The result, as any yogi or yogini will tell you, is a closed heart. There were my own feelings of frustration at not being in control. Clearly, dogs (and all other living species) seem to have their own personalities and quirks. There are two choices…put up with it – training an animal can change certain behaviors, but not personalities, or choice number two – get rid of the species in question. If one is not inclined to cruelty, sometimes, that isn’t a realistic option. So that leaves put up with it. I did. I grumbled, I yelled, I felt sorry for myself.
Despite a grouchy dog that took every opportunity to terrorize my kids, their desire for that lovable puppy did not disappear. It intensified, if anything, so that they were even willing to challenge themselves to taking care of a now ailing dog that didn’t have the strength to terrorize them anymore.
They got their puppy, and slowly, that puppy won us all over so that now he’s part of our family. But all those days at home alone for him mean we need to get another dog, say the kids. And for my closed heart that is only slowly opening, the decision to get yet one more living responsibility is a difficult one to make.
What we won’t do for our kids, huh?
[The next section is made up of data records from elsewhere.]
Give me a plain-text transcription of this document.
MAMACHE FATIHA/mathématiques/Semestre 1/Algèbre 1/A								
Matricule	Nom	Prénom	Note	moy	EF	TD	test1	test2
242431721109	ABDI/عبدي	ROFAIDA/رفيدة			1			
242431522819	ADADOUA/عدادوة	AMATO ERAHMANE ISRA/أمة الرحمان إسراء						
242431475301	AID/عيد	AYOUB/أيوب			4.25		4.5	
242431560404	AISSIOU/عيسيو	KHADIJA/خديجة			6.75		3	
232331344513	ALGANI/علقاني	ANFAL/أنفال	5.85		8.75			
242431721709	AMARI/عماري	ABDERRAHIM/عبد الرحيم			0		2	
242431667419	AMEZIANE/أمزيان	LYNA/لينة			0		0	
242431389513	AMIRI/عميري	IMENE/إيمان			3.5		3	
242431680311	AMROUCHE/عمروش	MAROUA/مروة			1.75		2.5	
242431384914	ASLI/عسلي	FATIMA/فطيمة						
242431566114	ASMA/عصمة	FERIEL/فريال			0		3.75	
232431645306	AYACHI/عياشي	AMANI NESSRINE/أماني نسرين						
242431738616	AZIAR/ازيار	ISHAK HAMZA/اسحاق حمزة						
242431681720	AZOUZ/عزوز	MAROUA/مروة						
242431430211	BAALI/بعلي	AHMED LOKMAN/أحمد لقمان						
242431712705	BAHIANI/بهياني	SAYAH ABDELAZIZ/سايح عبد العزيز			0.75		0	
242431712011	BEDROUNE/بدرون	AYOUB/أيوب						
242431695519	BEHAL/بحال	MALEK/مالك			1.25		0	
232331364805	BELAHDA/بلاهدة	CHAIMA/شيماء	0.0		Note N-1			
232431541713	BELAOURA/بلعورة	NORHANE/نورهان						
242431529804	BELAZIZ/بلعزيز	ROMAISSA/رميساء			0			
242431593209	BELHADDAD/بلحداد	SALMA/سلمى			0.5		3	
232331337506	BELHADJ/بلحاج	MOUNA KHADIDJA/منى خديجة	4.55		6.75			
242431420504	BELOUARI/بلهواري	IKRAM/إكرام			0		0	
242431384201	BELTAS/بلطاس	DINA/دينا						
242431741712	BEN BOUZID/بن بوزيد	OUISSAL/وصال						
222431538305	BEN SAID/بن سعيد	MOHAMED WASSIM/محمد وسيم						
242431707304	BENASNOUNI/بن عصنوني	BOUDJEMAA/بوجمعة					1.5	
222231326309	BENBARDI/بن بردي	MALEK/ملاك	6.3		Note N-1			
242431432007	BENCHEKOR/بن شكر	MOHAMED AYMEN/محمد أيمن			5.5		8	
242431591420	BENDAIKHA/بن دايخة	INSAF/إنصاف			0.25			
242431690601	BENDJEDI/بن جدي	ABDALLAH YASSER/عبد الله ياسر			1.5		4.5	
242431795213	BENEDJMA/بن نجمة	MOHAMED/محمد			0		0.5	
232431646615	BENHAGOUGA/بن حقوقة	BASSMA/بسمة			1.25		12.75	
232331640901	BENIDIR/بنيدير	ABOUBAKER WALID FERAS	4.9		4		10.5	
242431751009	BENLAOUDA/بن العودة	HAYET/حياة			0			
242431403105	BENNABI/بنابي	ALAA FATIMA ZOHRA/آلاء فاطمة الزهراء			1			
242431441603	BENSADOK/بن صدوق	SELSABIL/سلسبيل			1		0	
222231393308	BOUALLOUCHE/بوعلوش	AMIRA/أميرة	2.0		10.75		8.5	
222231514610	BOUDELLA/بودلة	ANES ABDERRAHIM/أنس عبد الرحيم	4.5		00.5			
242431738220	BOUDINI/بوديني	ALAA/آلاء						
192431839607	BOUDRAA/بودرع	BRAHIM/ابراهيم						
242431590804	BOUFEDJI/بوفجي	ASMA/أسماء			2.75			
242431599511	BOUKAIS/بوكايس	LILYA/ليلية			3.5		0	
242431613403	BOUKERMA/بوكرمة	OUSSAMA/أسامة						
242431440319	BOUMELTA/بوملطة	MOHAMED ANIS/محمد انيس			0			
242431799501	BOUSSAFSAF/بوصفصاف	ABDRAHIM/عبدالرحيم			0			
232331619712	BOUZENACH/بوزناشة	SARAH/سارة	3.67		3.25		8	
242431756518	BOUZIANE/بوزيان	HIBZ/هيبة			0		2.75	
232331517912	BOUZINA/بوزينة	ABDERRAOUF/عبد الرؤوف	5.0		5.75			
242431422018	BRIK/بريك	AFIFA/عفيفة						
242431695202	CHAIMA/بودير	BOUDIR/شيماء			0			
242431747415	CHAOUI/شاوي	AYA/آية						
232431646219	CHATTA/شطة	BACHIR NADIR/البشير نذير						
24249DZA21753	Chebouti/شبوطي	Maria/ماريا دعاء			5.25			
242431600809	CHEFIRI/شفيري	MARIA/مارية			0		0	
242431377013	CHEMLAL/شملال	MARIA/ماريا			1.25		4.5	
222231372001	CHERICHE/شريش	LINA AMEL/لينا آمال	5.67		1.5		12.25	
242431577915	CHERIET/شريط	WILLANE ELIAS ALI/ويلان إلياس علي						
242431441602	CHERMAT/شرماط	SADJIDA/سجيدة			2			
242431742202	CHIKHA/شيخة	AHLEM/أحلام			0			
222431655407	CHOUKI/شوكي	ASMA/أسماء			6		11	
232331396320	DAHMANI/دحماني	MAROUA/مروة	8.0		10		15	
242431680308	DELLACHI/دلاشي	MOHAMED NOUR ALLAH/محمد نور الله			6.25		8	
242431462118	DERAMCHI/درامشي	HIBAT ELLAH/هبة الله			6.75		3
I guess there is nothing. After endless Internet searches, they found another puppy…this time a pit bull mix. Friendly, strong, loving, and energy to light up Manhattan. Did I mention ugly? Unique in her tiger stripes, but not so good for dogs in my opinion, although…she does seem to have an affinity for licking ears, and faces, and the back of the neck, and then suddenly tiring of the whole licking thing and just collpasing on your lap. What? From no dogs, to two dogs…and one of them of the variety that several American governments are trying to outlaw? …and am I considering this? and so I am.
I watch my children unconditionally love every ugly creature that comes along our path – from every creepy centipede that traverses our mudroom, to bear sized dogs and horses that populate our farming community. There is no species that isn’t worth our love and attention…or at the very least our respect for its tiny little soul.
I look in awe at my little children who entered this world with no preconceptions until we beat our own idiosyncrasies into them. I am ashamed to see that while they hold no grudges towards god’s creatures, although one was constantly trying to scare them back into the bathroom with fierce growls, I still do, or did. And I try to justify to myself that as a mother, we tend to be irrationally protective of our young . Heck, if they can move on so can I. They’ve held on to their love for all things furry and cute- and thank goodness. How else would I have opened my heart to the love that my kids have taught me?